Wie wird ab dem 1.1.2008 über subito nach Deutschland, Österreich, in die Schweiz und nach Liechtenstein geliefert?
Am 1. Januar 2008 ist in Deutschland das neue Urheberrecht in Kraft treten. Änderungen sind insbesondere bei der elektronischen Lieferung zu verzeichnen. Elektronische Lieferungen werden in der Regel dann möglich sein, wenn es eine vertragliche Vereinbarung mit dem betreffenden Verlag gibt.
subito hat mit der STM Stichung bereits einen Vertrag ausgehandelt. Bis zum Inkrafttreten des Vertrages bzw. bis zur Implemetierung der notwendigen Anpassungen werden Post- bzw. Faxlieferungen der Normalfall sein.
Details für die zunächst angebotenen Liefermöglichkeiten entnehmen Sie bitte der folgenden Übersicht --> zum Download
Informationen zu Lizenzverträgen für Kunden aus Deutschaland, Österreich, Schweiz und Liechtenstein finden Sie --> HIER
Informationen zu Lizenzverträgen für Kunden aus Europa und dem Rest der Welt finden --> HIER
Mit dem Inkrafttreten des Gesetzes wird subito die Dokumentlieferung den neuen gesetzlichen Bestimmungen anpassen. In Deutschland ist dann auf gesetzlicher Basis für alle Kundengruppen grundsätzlich nur noch die Dokumentlieferung auf dem Post- und Faxwege möglich. Die Lieferung einer Grafik-Datei (PDF-Datei) ist nur noch dann zulässig, wenn der Verlag keinen Onlinezugang zu diesem Artikel anbietet. Maßgeblich verantwortlich für diese Einschränkung ist der neu gefasste Artikel 53a UrhG, der zur Regelung der Privatkopie (§53 UrhG) ergänzt wurde. Der Gesetzestext schreibt nun vor:
§ 53a Kopienversand auf Bestellung
Neu ist auch, dass Bibliotheken auf gesetzlicher Basis Kopien von urheberrechtlich geschützten Werken auf Bestellung anfertigen und versenden dürfen, z.B. per E-Mail. .... Bibliotheken dürfen Kopien per E-Mail nur dann versenden, wenn der Verlag nicht ein offensichtliches eigenes Online-Angebot zu angemessenen Bedingungen bereithält. Diese Einschränkungen sind zum Schutz des geistigen Eigentums der Verlage und Autoren erforderlich, denn der Gesetzgeber darf keine Regelungen treffen, die es den Verlagen unmöglich machen, ihre Produkte am Markt zu verkaufen.

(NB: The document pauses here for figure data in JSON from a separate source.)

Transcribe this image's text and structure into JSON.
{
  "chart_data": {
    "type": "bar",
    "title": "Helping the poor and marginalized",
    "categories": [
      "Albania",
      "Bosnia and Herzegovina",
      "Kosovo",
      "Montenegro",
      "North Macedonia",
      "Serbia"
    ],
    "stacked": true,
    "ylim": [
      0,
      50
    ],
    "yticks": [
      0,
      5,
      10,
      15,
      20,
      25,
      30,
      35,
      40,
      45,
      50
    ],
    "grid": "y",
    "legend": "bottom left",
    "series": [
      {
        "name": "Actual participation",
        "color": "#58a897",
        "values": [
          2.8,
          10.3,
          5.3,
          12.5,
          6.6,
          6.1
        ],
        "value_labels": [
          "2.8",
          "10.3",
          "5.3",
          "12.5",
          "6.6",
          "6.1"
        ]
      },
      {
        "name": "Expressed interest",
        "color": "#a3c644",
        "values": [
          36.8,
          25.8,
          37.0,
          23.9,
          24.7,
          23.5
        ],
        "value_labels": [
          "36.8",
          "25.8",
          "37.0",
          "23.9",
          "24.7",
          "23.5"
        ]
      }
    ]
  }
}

Die Hauptstrategie von subito wird daher der Erwerb von Lizenzen für die elektronische Lieferung sein. Wo dies nicht sofort gelingt, werden die subito-Lieferbibliotheken auf in der Regel digitale Faxlieferungen und Postlieferung umstellen.
Damit der attraktive Dokumentlieferdienst erhalten bleibt, werden für die Kundengruppe 1 sowie im subito Library Service die Preise für Post- und Faxlieferung reduziert.
Eine einvernehmliche Lösung für die Kunden aus den Hochschulen und den außeruniversitären Forschungsbereichen (Kundengruppe 1) versprechen derzeitig die intensiven Verhandlungen zwischen subito, dem Börsenverein und der Vertretung der großen technisch-naturwissenschaftlichen Verlage STM Stichting. Die pdf-Emaillieferung gescannter Dokumente innerhalb Deutschland, Österreich, Schweiz und Liechtenstein wird dann gegen Bezahlung einer Lizenzgebühr auch in den deutschsprachigen Ländern wieder möglich werden.
Auswirkungen auf die Dokumentlieferung ab dem 1.1.2008:
- Uneingeschränkt zulässig: Lieferung von Kopien per Post und Fax zu reduzierten Preisen
- Emaillieferungen von pdf – Dokumenten gegen Lizenzgebühr, wenn vertragliche Regelungen vorhanden
Ob Email-Lieferungen von PDF-Dokumenten ohne Lizenzgebühr möglich sein werden, wird derzeit geprüft. D. h. es werden Verfahren zur Ermittlung von "offensichtlichen Online-Verlagsangeboten" geprüft, um im Umkehrschluss die Zulässigkeit von Emaillieferungen ohne Lizenz zu ermöglichen. Allerdings muss bei diesen Fällen immer das Klagerisiko abgewogen werden.
Sofern eine Lieferung per Email oder FTP erfolgt, darf weder die Datei noch der Link an Dritte weitergegeben werden. Die Kopie darf nur einmal ausgedruckt werden und die Datei muss anschließend dauerhaft gelöscht werden. Jegliche Speicherung ist untersagt.
Generell dürfen die Kopien nicht der Öffentlichkeit zugänglich gemacht werden.